SMiLE Niseko now educates 80-100 people a year through its various private English courses as a Cambridge English Authorised Centre, all taught by professionals with an emphasis on classroom language, immersion and interactive teaching.

Expansion into the public sphere

As more people graduated from SMiLE courses and began using their English in the local economy – like LUCKY Supermarket’s Yoshida san – officials began to take notice.

Kutchan Town, according to Bailey, had recognised that the national curriculum for English language education wasn’t particularly effective.

Bailey said the town came to understand that if it wanted to keep its young people around after high school, it was time to “do something proactive” to further their English skills.
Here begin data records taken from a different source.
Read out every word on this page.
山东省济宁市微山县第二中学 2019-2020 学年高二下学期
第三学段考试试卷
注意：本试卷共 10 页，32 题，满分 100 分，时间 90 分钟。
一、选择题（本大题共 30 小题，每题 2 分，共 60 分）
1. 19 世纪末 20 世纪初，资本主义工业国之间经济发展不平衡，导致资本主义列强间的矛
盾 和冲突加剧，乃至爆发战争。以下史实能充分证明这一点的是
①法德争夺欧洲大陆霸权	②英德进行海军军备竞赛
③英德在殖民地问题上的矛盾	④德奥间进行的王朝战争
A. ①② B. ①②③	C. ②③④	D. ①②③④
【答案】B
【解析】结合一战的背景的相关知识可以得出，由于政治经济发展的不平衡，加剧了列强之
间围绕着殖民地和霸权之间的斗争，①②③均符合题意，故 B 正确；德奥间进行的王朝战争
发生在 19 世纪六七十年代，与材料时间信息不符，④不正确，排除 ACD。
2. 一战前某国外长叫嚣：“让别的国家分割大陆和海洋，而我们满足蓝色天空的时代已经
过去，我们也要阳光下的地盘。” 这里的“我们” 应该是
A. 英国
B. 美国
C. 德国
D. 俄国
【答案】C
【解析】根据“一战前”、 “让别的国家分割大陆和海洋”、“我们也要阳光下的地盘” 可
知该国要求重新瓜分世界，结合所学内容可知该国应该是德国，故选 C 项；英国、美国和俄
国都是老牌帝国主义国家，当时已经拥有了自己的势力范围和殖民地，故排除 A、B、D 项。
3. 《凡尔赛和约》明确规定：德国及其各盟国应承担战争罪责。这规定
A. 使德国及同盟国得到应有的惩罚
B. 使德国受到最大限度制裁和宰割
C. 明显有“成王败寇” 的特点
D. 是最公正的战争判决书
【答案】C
In coordination with the Hokkaido Prefecture government, Kutchan Town outsourced its English curriculum to SMiLE beginning in 2018, meaning across four grades about 600 children per year are taught by SMiLE in the public school system.

In an effort to normalise the use of a foreign language, the teachers are all Japanese nationals who have been certified to teach English and the curriculum includes occasional field trips, like in 2023 when 60 5th Graders travelled to the Hirafu Resort to interview foreign workers in English.
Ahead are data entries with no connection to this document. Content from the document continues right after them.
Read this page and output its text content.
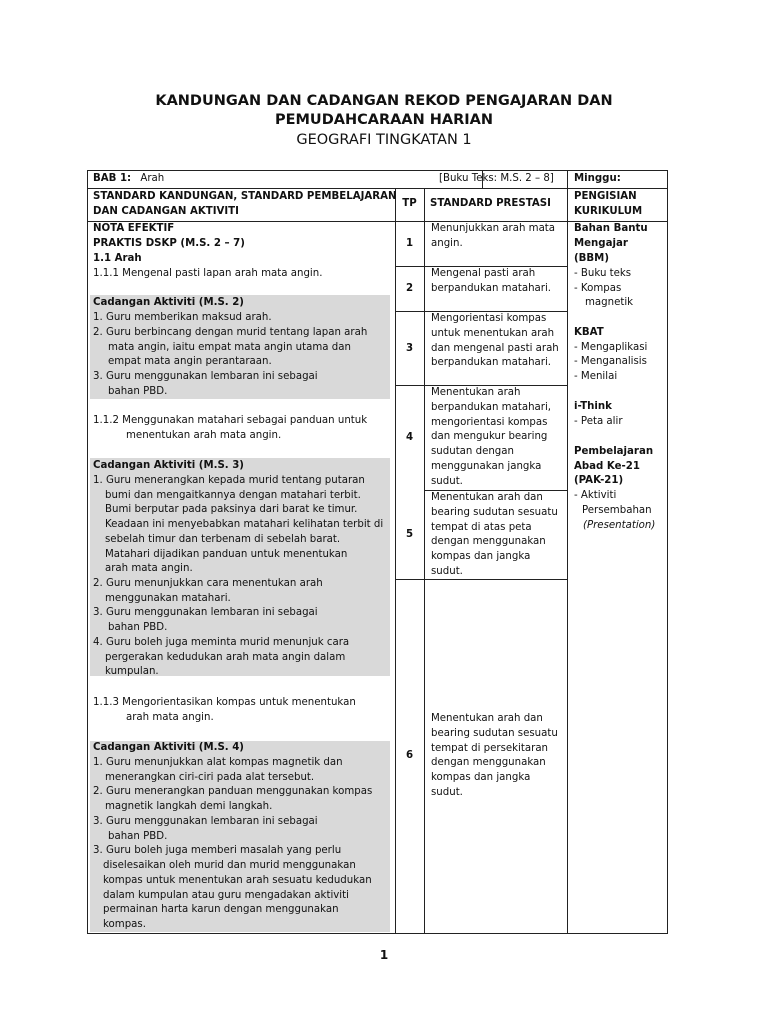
KANDUNGAN DAN CADANGAN REKOD PENGAJARAN DAN
PEMUDAHCARAAN HARIAN
GEOGRAFI TINGKATAN 1
BAB 1: Arah	[Buku Teks: M.S. 2 – 8] Minggu:
STANDARD KANDUNGAN, STANDARD PEMBELAJARAN
DAN CADANGAN AKTIVITI
TP	STANDARD PRESTASI
PENGISIAN
KURIKULUM
NOTA EFEKTIF
PRAKTIS DSKP (M.S. 2 – 7)
1.1 Arah
1.1.1 Mengenal pasti lapan arah mata angin.
Cadangan Aktiviti (M.S. 2)
1. Guru memberikan maksud arah.
2. Guru berbincang dengan murid tentang lapan arah
mata angin, iaitu empat mata angin utama dan
empat mata angin perantaraan.
3. Guru menggunakan lembaran ini sebagai
bahan PBD.
1.1.2 Menggunakan matahari sebagai panduan untuk
menentukan arah mata angin.
Cadangan Aktiviti (M.S. 3)
1. Guru menerangkan kepada murid tentang putaran
bumi dan mengaitkannya dengan matahari terbit.
Bumi berputar pada paksinya dari barat ke timur.
Keadaan ini menyebabkan matahari kelihatan terbit di
sebelah timur dan terbenam di sebelah barat.
Matahari dijadikan panduan untuk menentukan
arah mata angin.
2. Guru menunjukkan cara menentukan arah
menggunakan matahari.
3. Guru menggunakan lembaran ini sebagai
bahan PBD.
4. Guru boleh juga meminta murid menunjuk cara
pergerakan kedudukan arah mata angin dalam
kumpulan.
1.1.3 Mengorientasikan kompas untuk menentukan
arah mata angin.
Cadangan Aktiviti (M.S. 4)
1. Guru menunjukkan alat kompas magnetik dan
menerangkan ciri-ciri pada alat tersebut.
2. Guru menerangkan panduan menggunakan kompas
magnetik langkah demi langkah.
3. Guru menggunakan lembaran ini sebagai
bahan PBD.
3. Guru boleh juga memberi masalah yang perlu
diselesaikan oleh murid dan murid menggunakan
kompas untuk menentukan arah sesuatu kedudukan
dalam kumpulan atau guru mengadakan aktiviti
permainan harta karun dengan menggunakan
kompas.
1
2
3
4
5
6
Menunjukkan arah mata angin.
Mengenal pasti arah berpandukan matahari.
Mengorientasi kompas untuk menentukan arah dan mengenal pasti arah berpandukan matahari.
Menentukan arah berpandukan matahari, mengorientasi kompas dan mengukur bearing sudutan dengan menggunakan jangka sudut.
Menentukan arah dan bearing sudutan sesuatu tempat di atas peta dengan menggunakan kompas dan jangka sudut.
Menentukan arah dan bearing sudutan sesuatu tempat di persekitaran dengan menggunakan kompas dan jangka sudut.
Bahan Bantu
Mengajar
(BBM)
- Buku teks
- Kompas
magnetik
KBAT
- Mengaplikasi
- Menganalisis
- Menilai
i-Think
- Peta alir
Pembelajaran
Abad Ke-21
(PAK-21)
- Aktiviti
Persembahan
(Presentation)
1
The Kutchan public school curriculum is in addition to the private classes SMiLE holds, an effort, said Bailey, to further democratise English education.

We want this kind of high quality English to be available for everyone, not just who can pay for extra lessons.

Julian BaileySMiLE Niseko Co-founder
SMiLE education in a Kutchan elementary school  |  SMiLE field trip to Hirafu Resort  |  Student letters of appreciation

The future

SMiLE continues to work with Niseko Supermarket LUCKY, conducting workshops for the staff to enable them to better serve foreign customers, including through soft skills like honing English-language “warm welcomes” that the staff can deploy with guests.

SMiLE also offers some Japanese lessons for adults, working with some of the major brands like the Hilton Niseko Village to enhance their staffs’ abilities.

Bailey is toying with the idea of offering intensive Japanese language classes for foreigners outside of the winter season, thinking that resort companies may be willing to subsidise such programs to upskill and retain seasonal staff.

Whether SMiLE expands further or not, Bailey is surprisingly unpossessive of the professional-based, interactive language system he and Yoshiko created, readily saying he hopes others implement similar programs elsewhere.

“You don’t learn that much by just sitting and listening to someone, you need to actively use that language,” said Bailey.

“What we are trying to do is set up a model that other people can copy.”